I am not impressed by the number of bacteria in a teaspoon
of soil. It depends on where you
look. The bulk soil millimetres from
roots is a microbial desert except for huddles of microbes around scant
fragments of organic matter. Although
increasing the soil organic matter by adding mulches of vegetable mould boosts
the bulk soil microbe numbers, I really want plant growth promoting microbes
concentrated around the roots of crops.
The bulk soil may loose out when it comes to numbers, but it wins hands
down when it comes to diversity.
Building the vegetable mould on soil – or with access to soil attracts a
great variety of these saprophytic microbes enhancing decomposition.
There are some remarkably hostile microbes in vegetable
mould and soil. However, their numbers
are so insignificant that they do not pose much of a threat. It is only when these species reach a tipping
point of high numbers that quorum sensing kicks in and they cause a
problem. Always wear gloves when
gardening and keep a bar of soap in the shed first aid box. Wash cuts immediately with tap water, drying
them with a clean paper towel finally covering the wound with a plaster. (Put the soiled paper towel on the compost
heap. Blood cells and plasma contain
protein and protein contains nitrogen.)
In nature bacteria and archaea are always found in
consortia. Biofilm consortia are highly
diverse, multispecies associations continually adapting and cooperating to
organise decomposition. It is not until
the establishment of mature consortia that residues warm and decomposition
continues apace.
Biofilms
The formation of biofilm consortia begins with the permanent
attachment of unicellular colonising bacteria to a surface. Once bacteria, like Bacillus subtalis are
tightly attached to residue surfaces, their structure and genetics change so
that they can work synergetically with other species attracted to the
biofilm.
The basic structure of the biofilm looks like a forest of
rubbery towers built from bacterial secretions of mucus, enzymes, nucleic acid
and debris. Cellulose microfibers
reinforce the attachment to residue pieces.
The polysaccharide mucus matrix is punctuated by water pores so that
oxygen and nutrients can diffuse into the film and unwanted nutrient elements
excreted.
Biofilms provide a protected and stable microenvironment
where microbes are safeguarded from changes in temperature, pH and
antibiotics.

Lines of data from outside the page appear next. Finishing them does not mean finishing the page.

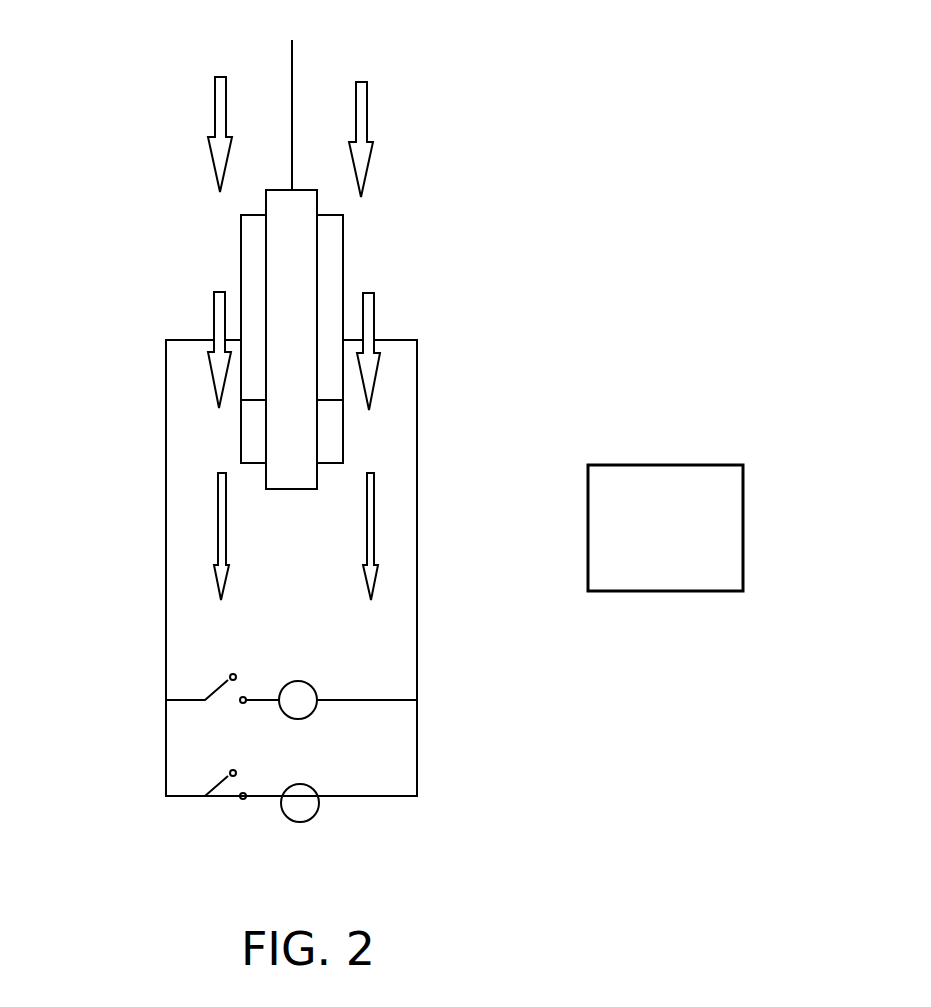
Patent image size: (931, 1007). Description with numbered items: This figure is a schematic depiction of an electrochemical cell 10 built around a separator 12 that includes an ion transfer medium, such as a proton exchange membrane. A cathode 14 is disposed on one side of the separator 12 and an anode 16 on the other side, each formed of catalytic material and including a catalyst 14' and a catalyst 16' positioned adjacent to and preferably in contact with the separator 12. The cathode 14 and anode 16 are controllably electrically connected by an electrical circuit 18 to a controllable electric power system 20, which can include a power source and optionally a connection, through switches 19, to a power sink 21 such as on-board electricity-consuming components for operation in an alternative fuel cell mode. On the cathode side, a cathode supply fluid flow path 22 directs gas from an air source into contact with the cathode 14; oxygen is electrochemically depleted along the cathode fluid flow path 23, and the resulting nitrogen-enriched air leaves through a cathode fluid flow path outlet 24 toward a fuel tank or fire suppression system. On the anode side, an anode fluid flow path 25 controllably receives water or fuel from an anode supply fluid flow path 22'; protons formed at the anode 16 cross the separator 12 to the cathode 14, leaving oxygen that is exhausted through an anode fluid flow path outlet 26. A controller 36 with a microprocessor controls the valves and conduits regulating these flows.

The electrochemical cell 10 is at (592, 86).
The separator 12 is at (291, 246).
The cathode 14 is at (266, 390).
The catalyst 14' is at (270, 499).
The anode 16 is at (323, 390).
The catalyst 16' is at (323, 499).
The electrical circuit 18 is at (417, 371).
The switches 19 is at (219, 688).
The electric power system 20 is at (302, 724).
The power sink 21 is at (313, 813).
The cathode supply fluid flow path 22 is at (153, 134).
The anode supply fluid flow path 22' is at (425, 134).
The cathode fluid flow path 23 is at (214, 312).
The cathode fluid flow path outlet 24 is at (218, 527).
The anode fluid flow path 25 is at (377, 328).
The anode fluid flow path outlet 26 is at (374, 542).
The controller 36 is at (695, 591).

Bacterial grazers like
slime moulds and nematodes are less likely to prey on biofilms than free living
platonic bacteria.
As the biofilm grows it secretes biomolecules that attract
an influx of unicellular bacteria.
Biofilm recruitment of new bacterial cells is very sensitive to the
watery biochemical environment. The use
of xenobiotic pesticides and herbicides hinders the important messenger
molecules causing the absence of critical organisms. Only when the messenger molecules are able to
diffuse without the masking effect of xenobiotic chemicals can co-option and critical
stages of biofilm development take place.
While the overarching numbers of microbes are said to remain the same before
and after xenobiotic chemical application the diversity of biofilm consortia
and the prominence of species change most being severely depleted.